Gegenüber Motorsport.com sagte Hembery in Bezug auf die neuen Formel-1-Regeln: "Die Fahrer werden ihren Spaß haben. Sie werden die Leistung spüren. Das wird ihnen auch körperlich mehr abverlangen als in der Vergangenheit."

"Der Einfluss auf die Überholmanöver wird aber durch die relative Leistung des Fahrzeugs bestimmt. Sind die Leistungsniveaus der Fahrzeuge ähnlich, dann gibt es gute Chancen. Sind die Niveaus weit auseinander, gibt es eine Prozession."

Niedriger Verschleiß

Pirelli wurde von den Piloten und dem Automobil-Weltverband (FIA) dazu aufgefordert, Reifen zu entwickeln, die einen niedrigen Verschleiß haben. Somit wird in der Zukunft eine völlig andere Philosophie verfolgt als in den vergangenen Jahren.

Hembery hat jedoch Zweifel, ob die neue Gewichtung die gewünschten Effekte bringt. Es gibt weniger Variation in der Leistung der Fahrzeuge und 2-Stopp-Strategien werden unwahrscheinlicher.

In der 2. Saison von Pirelli in der Formel 1 gab es 7 verschiedene Sieger.
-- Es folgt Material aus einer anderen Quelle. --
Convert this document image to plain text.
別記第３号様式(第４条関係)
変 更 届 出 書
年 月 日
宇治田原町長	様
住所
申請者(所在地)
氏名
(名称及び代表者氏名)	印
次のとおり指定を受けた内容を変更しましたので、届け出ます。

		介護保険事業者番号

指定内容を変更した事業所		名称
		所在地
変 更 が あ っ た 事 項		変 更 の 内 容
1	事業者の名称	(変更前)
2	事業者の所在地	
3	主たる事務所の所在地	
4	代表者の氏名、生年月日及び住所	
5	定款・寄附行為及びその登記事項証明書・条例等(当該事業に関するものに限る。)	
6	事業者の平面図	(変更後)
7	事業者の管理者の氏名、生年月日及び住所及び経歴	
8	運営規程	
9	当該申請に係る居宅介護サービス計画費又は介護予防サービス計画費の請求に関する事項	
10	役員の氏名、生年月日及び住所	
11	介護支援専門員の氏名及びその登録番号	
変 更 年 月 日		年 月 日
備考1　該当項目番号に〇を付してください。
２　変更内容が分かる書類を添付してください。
Auf die Frage, ob die neue Formel-1-Ära einen ähnlichen Effekt haben wird, antwortete Hembery: "Es wird eher das Gegenteil eintreffen. Aber wir machen das, was der Sport von uns verlangt."

"Im Jahr 2011 wollten sie Reifen, die schnell verschleißen. Nun wollen sie etwas völlig anderes. Wir werden sehen, was die Zuschauer denken, welcher Ansatz der bessere ist. Wir machen einfach das, was von uns verlangt wird."

"Es gibt natürlich immer Pro und Contra. Wir werden das genaue Resultat erst nach 5 oder 6 Rennen kennen."

Die Fahrer profitieren

Trotz seiner Zweifel glaubt Hembery, dass die Fahrer mit Reifen, die weniger verschleißen, mehr an ihre Grenzen gehen können, und damit näher an ihre Rivalen heranrücken würden.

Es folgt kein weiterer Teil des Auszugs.